Se si crea un file system che utilizza la crittografia dei dati memorizzati su disco, i dati e i metadati sono crittografati in locale. Amazon EFS utilizza AWS Key Management Service (AWS KMS) per la gestione delle chiavi. Quando si crea un file system utilizzando la crittografia dei dati inattivi, è necessario specificare AWS KMS key. La KMS chiave può essere aws/elasticfilesystem ( Chiave gestita da AWS per AmazonEFS) o può essere una chiave gestita dai clienti che gestisci tu.

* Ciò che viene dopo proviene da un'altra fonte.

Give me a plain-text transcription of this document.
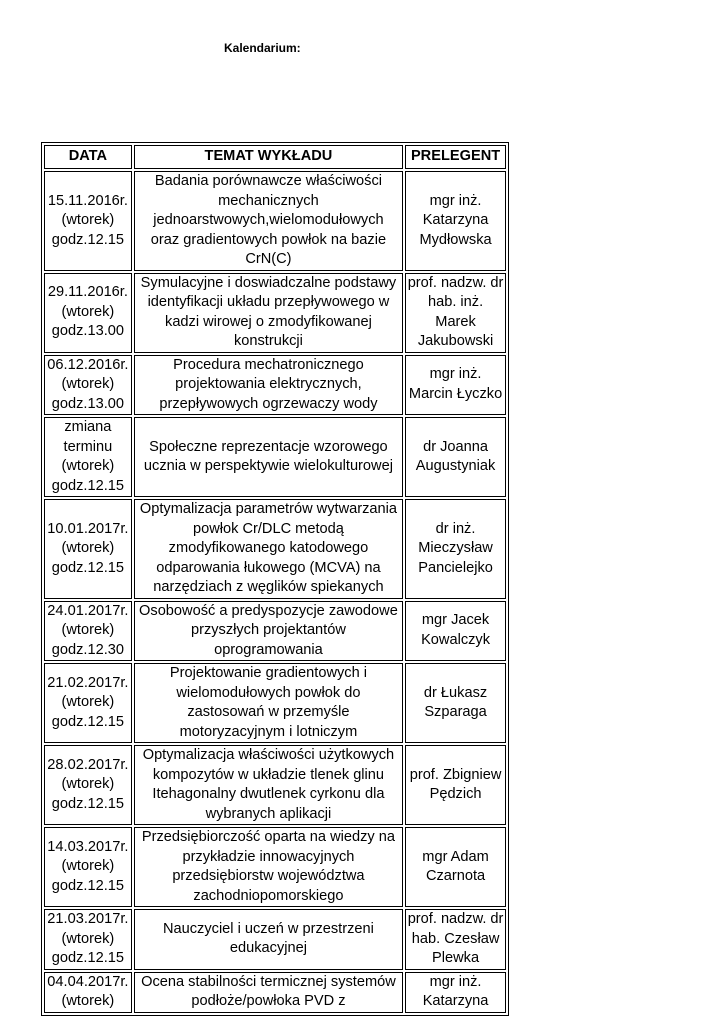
Kalendarium:
DATA	TEMAT WYKŁADU	PRELEGENT
15.11.2016r.
(wtorek)
godz.12.15	Badania porównawcze właściwości
mechanicznych
jednoarstwowych,wielomodułowych
oraz gradientowych powłok na bazie
CrN(C)	mgr inż.
Katarzyna
Mydłowska
29.11.2016r.
(wtorek)
godz.13.00	Symulacyjne i doswiadczalne podstawy
identyfikacji układu przepływowego w
kadzi wirowej o zmodyfikowanej
konstrukcji	prof. nadzw. dr
hab. inż.
Marek
Jakubowski
06.12.2016r.
(wtorek)
godz.13.00	Procedura mechatronicznego
projektowania elektrycznych,
przepływowych ogrzewaczy wody	mgr inż.
Marcin Łyczko
zmiana
terminu
(wtorek)
godz.12.15	Społeczne reprezentacje wzorowego
ucznia w perspektywie wielokulturowej	dr Joanna
Augustyniak
10.01.2017r.
(wtorek)
godz.12.15	Optymalizacja parametrów wytwarzania
powłok Cr/DLC metodą
zmodyfikowanego katodowego
odparowania łukowego (MCVA) na
narzędziach z węglików spiekanych	dr inż.
Mieczysław
Pancielejko
24.01.2017r.
(wtorek)
godz.12.30	Osobowość a predyspozycje zawodowe
przyszłych projektantów
oprogramowania	mgr Jacek
Kowalczyk
21.02.2017r.
(wtorek)
godz.12.15	Projektowanie gradientowych i
wielomodułowych powłok do
zastosowań w przemyśle
motoryzacyjnym i lotniczym	dr Łukasz
Szparaga
28.02.2017r.
(wtorek)
godz.12.15	Optymalizacja właściwości użytkowych
kompozytów w układzie tlenek glinu
Itehagonalny dwutlenek cyrkonu dla
wybranych aplikacji	prof. Zbigniew
Pędzich
14.03.2017r.
(wtorek)
godz.12.15	Przedsiębiorczość oparta na wiedzy na
przykładzie innowacyjnych
przedsiębiorstw województwa
zachodniopomorskiego	mgr Adam
Czarnota
21.03.2017r.
(wtorek)
godz.12.15	Nauczyciel i uczeń w przestrzeni
edukacyjnej	prof. nadzw. dr
hab. Czesław
Plewka
04.04.2017r.
(wtorek)	Ocena stabilności termicznej systemów
podłoże/powłoka PVD z	mgr inż.
Katarzyna
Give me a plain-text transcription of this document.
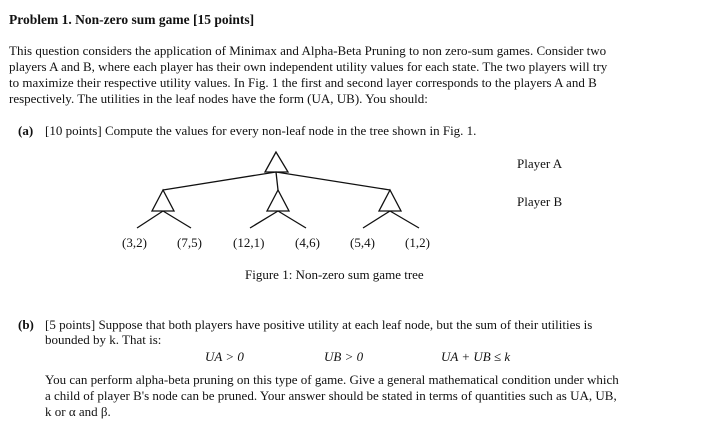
Problem 1. Non-zero sum game [15 points]
This question considers the application of Minimax and Alpha-Beta Pruning to non zero-sum games. Consider two
players A and B, where each player has their own independent utility values for each state. The two players will try
to maximize their respective utility values. In Fig. 1 the first and second layer corresponds to the players A and B
respectively. The utilities in the leaf nodes have the form (UA, UB). You should:
(a) [10 points] Compute the values for every non-leaf node in the tree shown in Fig. 1.
Player A
Player B
(3,2) (7,5) (12,1) (4,6) (5,4) (1,2)
Figure 1: Non-zero sum game tree
(b) [5 points] Suppose that both players have positive utility at each leaf node, but the sum of their utilities is
bounded by k. That is:
UA > 0	UB > 0	UA + UB ≤ k
You can perform alpha-beta pruning on this type of game. Give a general mathematical condition under which
a child of player B's node can be pruned. Your answer should be stated in terms of quantities such as UA, UB,
k or α and β.
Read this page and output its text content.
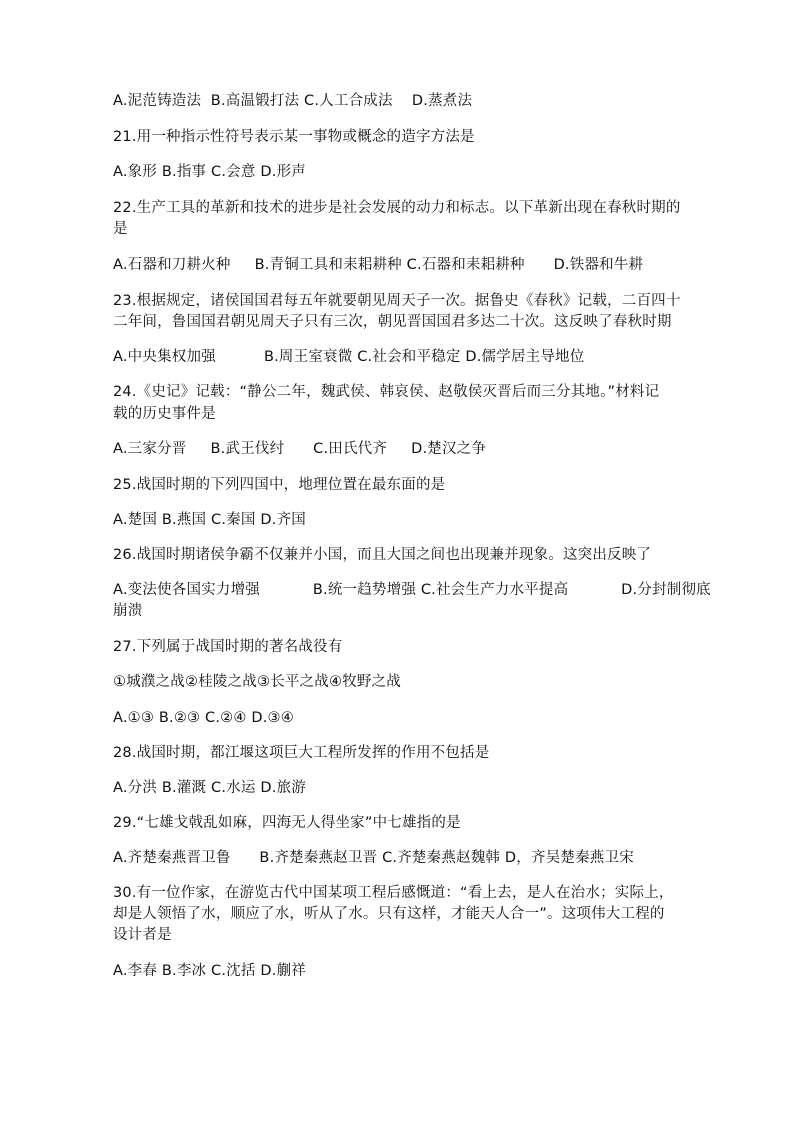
A.泥范铸造法  B.高温锻打法 C.人工合成法    D.蒸煮法
21.用一种指示性符号表示某一事物或概念的造字方法是
A.象形 B.指事 C.会意 D.形声
22.生产工具的革新和技术的进步是社会发展的动力和标志。以下革新出现在春秋时期的
是
A.石器和刀耕火种     B.青铜工具和耒耜耕种 C.石器和耒耜耕种      D.铁器和牛耕
23.根据规定，诸侯国国君每五年就要朝见周天子一次。据鲁史《春秋》记载，二百四十
二年间，鲁国国君朝见周天子只有三次，朝见晋国国君多达二十次。这反映了春秋时期
A.中央集权加强          B.周王室衰微 C.社会和平稳定 D.儒学居主导地位
24.《史记》记载：“静公二年，魏武侯、韩哀侯、赵敬侯灭晋后而三分其地。”材料记
载的历史事件是
A.三家分晋     B.武王伐纣      C.田氏代齐     D.楚汉之争
25.战国时期的下列四国中，地理位置在最东面的是
A.楚国 B.燕国 C.秦国 D.齐国
26.战国时期诸侯争霸不仅兼并小国，而且大国之间也出现兼并现象。这突出反映了
A.变法使各国实力增强           B.统一趋势增强 C.社会生产力水平提高           D.分封制彻底
崩溃
27.下列属于战国时期的著名战役有
①城濮之战②桂陵之战③长平之战④牧野之战
A.①③ B.②③ C.②④ D.③④
28.战国时期，都江堰这项巨大工程所发挥的作用不包括是
A.分洪 B.灌溉 C.水运 D.旅游
29.“七雄戈戟乱如麻，四海无人得坐家”中七雄指的是
A.齐楚秦燕晋卫鲁      B.齐楚秦燕赵卫晋 C.齐楚秦燕赵魏韩 D，齐吴楚秦燕卫宋
30.有一位作家，在游览古代中国某项工程后感慨道：“看上去，是人在治水；实际上，
却是人领悟了水，顺应了水，听从了水。只有这样，才能天人合一”。这项伟大工程的
设计者是
A.李春 B.李冰 C.沈括 D.蒯祥
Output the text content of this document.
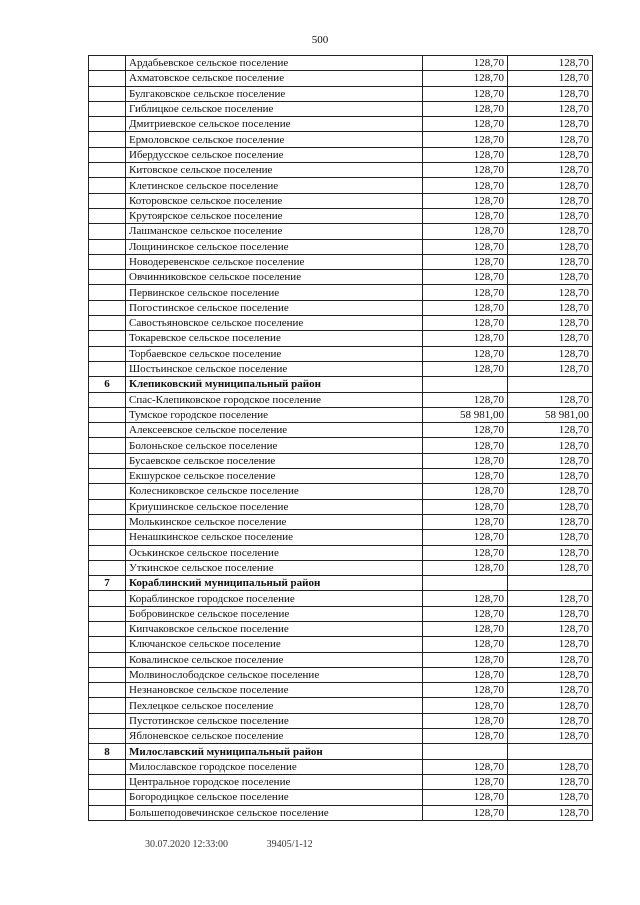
500
	Ардабьевское сельское поселение	128,70	128,70
	Ахматовское сельское поселение	128,70	128,70
	Булгаковское сельское поселение	128,70	128,70
	Гиблицкое сельское поселение	128,70	128,70
	Дмитриевское сельское поселение	128,70	128,70
	Ермоловское сельское поселение	128,70	128,70
	Ибердусское сельское поселение	128,70	128,70
	Китовское сельское поселение	128,70	128,70
	Клетинское сельское поселение	128,70	128,70
	Которовское сельское поселение	128,70	128,70
	Крутоярское сельское поселение	128,70	128,70
	Лашманское сельское поселение	128,70	128,70
	Лощининское сельское поселение	128,70	128,70
	Новодеревенское сельское поселение	128,70	128,70
	Овчинниковское сельское поселение	128,70	128,70
	Первинское сельское поселение	128,70	128,70
	Погостинское сельское поселение	128,70	128,70
	Савостьяновское сельское поселение	128,70	128,70
	Токаревское сельское поселение	128,70	128,70
	Торбаевское сельское поселение	128,70	128,70
	Шостьинское сельское поселение	128,70	128,70
6	Клепиковский муниципальный район		
	Спас-Клепиковское городское поселение	128,70	128,70
	Тумское городское поселение	58 981,00	58 981,00
	Алексеевское сельское поселение	128,70	128,70
	Болоньское сельское поселение	128,70	128,70
	Бусаевское сельское поселение	128,70	128,70
	Екшурское сельское поселение	128,70	128,70
	Колесниковское сельское поселение	128,70	128,70
	Криушинское сельское поселение	128,70	128,70
	Молькинское сельское поселение	128,70	128,70
	Ненашкинское сельское поселение	128,70	128,70
	Оськинское сельское поселение	128,70	128,70
	Уткинское сельское поселение	128,70	128,70
7	Кораблинский муниципальный район		
	Кораблинское городское поселение	128,70	128,70
	Бобровинское сельское поселение	128,70	128,70
	Кипчаковское сельское поселение	128,70	128,70
	Ключанское сельское поселение	128,70	128,70
	Ковалинское сельское поселение	128,70	128,70
	Молвинослободское сельское поселение	128,70	128,70
	Незнановское сельское поселение	128,70	128,70
	Пехлецкое сельское поселение	128,70	128,70
	Пустотинское сельское поселение	128,70	128,70
	Яблоневское сельское поселение	128,70	128,70
8	Милославский муниципальный район		
	Милославское городское поселение	128,70	128,70
	Центральное городское поселение	128,70	128,70
	Богородицкое сельское поселение	128,70	128,70
	Большеподовечинское сельское поселение	128,70	128,70
30.07.2020 12:33:00	39405/1-12
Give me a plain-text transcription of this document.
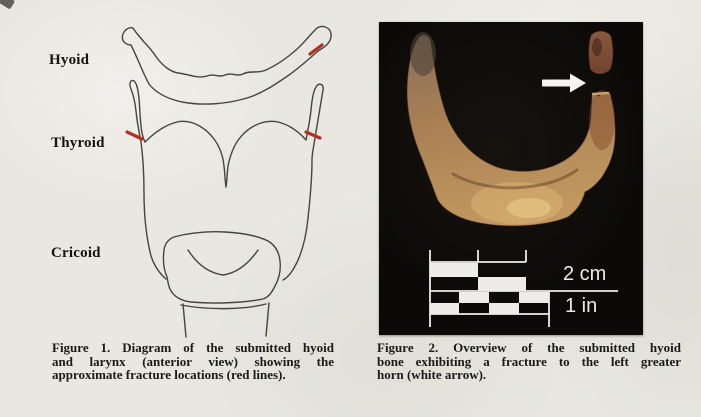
Hyoid
Thyroid
Cricoid
Figure 1. Diagram of the submitted hyoid
and larynx (anterior view) showing the
approximate fracture locations (red lines).
2 cm
1 in
Figure 2. Overview of the submitted hyoid
bone exhibiting a fracture to the left greater
horn (white arrow).
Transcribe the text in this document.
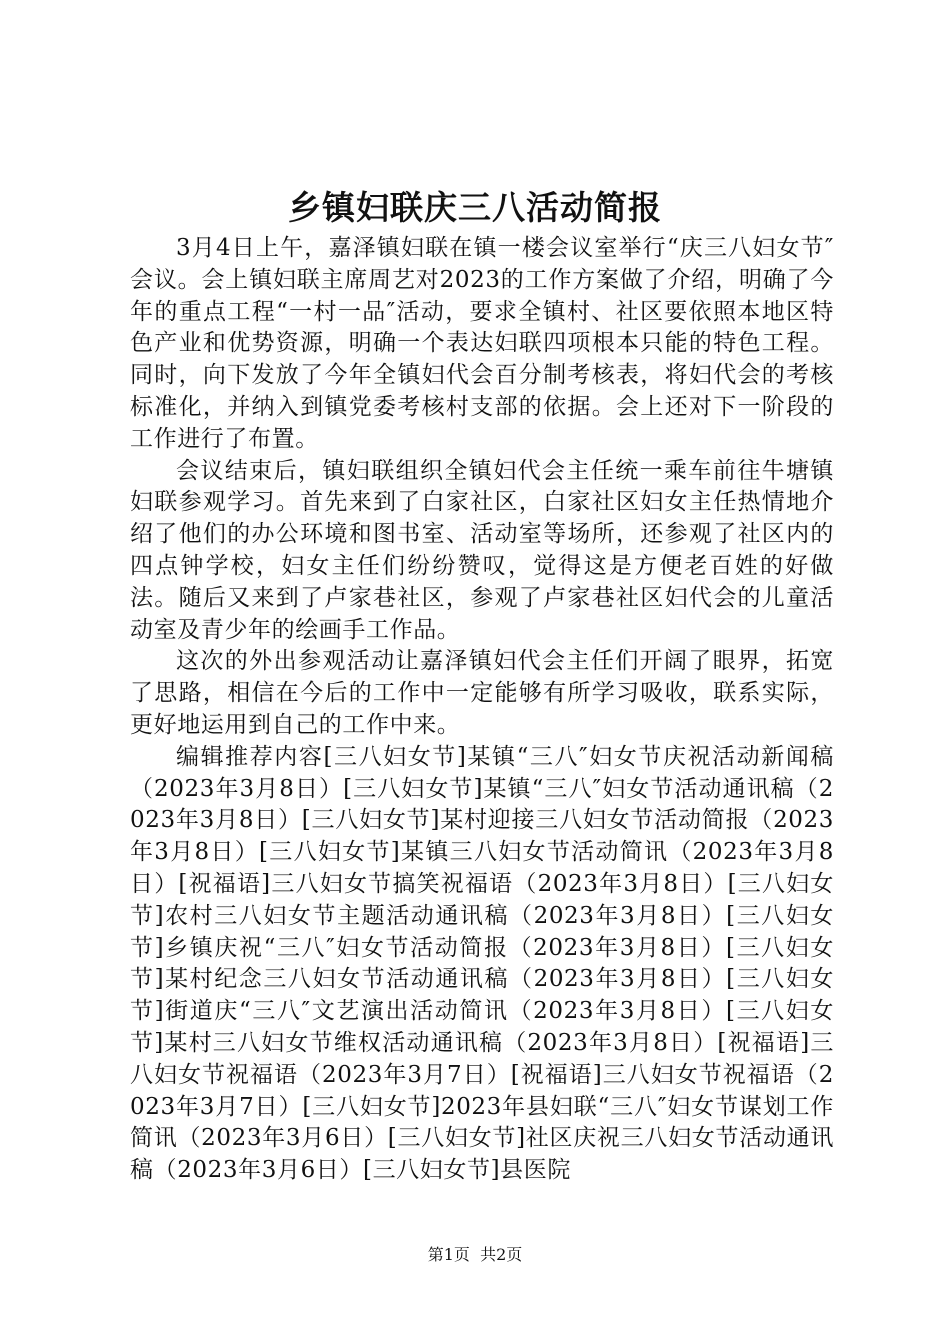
乡镇妇联庆三八活动简报

3月4日上午，嘉泽镇妇联在镇一楼会议室举行“庆三八妇女节″会议。会上镇妇联主席周艺对2023的工作方案做了介绍，明确了今年的重点工程“一村一品″活动，要求全镇村、社区要依照本地区特色产业和优势资源，明确一个表达妇联四项根本只能的特色工程。同时，向下发放了今年全镇妇代会百分制考核表，将妇代会的考核标准化，并纳入到镇党委考核村支部的依据。会上还对下一阶段的工作进行了布置。

会议结束后，镇妇联组织全镇妇代会主任统一乘车前往牛塘镇妇联参观学习。首先来到了白家社区，白家社区妇女主任热情地介绍了他们的办公环境和图书室、活动室等场所，还参观了社区内的四点钟学校，妇女主任们纷纷赞叹，觉得这是方便老百姓的好做法。随后又来到了卢家巷社区，参观了卢家巷社区妇代会的儿童活动室及青少年的绘画手工作品。

这次的外出参观活动让嘉泽镇妇代会主任们开阔了眼界，拓宽了思路，相信在今后的工作中一定能够有所学习吸收，联系实际，更好地运用到自己的工作中来。

编辑推荐内容[三八妇女节]某镇“三八″妇女节庆祝活动新闻稿（2023年3月8日）[三八妇女节]某镇“三八″妇女节活动通讯稿（2023年3月8日）[三八妇女节]某村迎接三八妇女节活动简报（2023年3月8日）[三八妇女节]某镇三八妇女节活动简讯（2023年3月8日）[祝福语]三八妇女节搞笑祝福语（2023年3月8日）[三八妇女节]农村三八妇女节主题活动通讯稿（2023年3月8日）[三八妇女节]乡镇庆祝“三八″妇女节活动简报（2023年3月8日）[三八妇女节]某村纪念三八妇女节活动通讯稿（2023年3月8日）[三八妇女节]街道庆“三八″文艺演出活动简讯（2023年3月8日）[三八妇女节]某村三八妇女节维权活动通讯稿（2023年3月8日）[祝福语]三八妇女节祝福语（2023年3月7日）[祝福语]三八妇女节祝福语（2023年3月7日）[三八妇女节]2023年县妇联“三八″妇女节谋划工作简讯（2023年3月6日）[三八妇女节]社区庆祝三八妇女节活动通讯稿（2023年3月6日）[三八妇女节]县医院

第1页 共2页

I dati dei file, i contenuti dei tuoi file, vengono crittografati quando sono inattivi utilizzando la KMS chiave che hai specificato al momento della creazione del file system. I metadati (nomi di file, nomi di directory e contenuto delle directory) vengono crittografati utilizzando una chiave gestita da Amazon. EFS

La chiave EFS Chiave gestita da AWS for your file system viene utilizzata come KMS chiave per crittografare i metadati nel file system, ad esempio nomi di file, nomi di directory e contenuti delle directory. L'utente è in possesso della chiave gestita dal cliente utilizzata per crittografare i dati dei file (i contenuti dei file) inattivi.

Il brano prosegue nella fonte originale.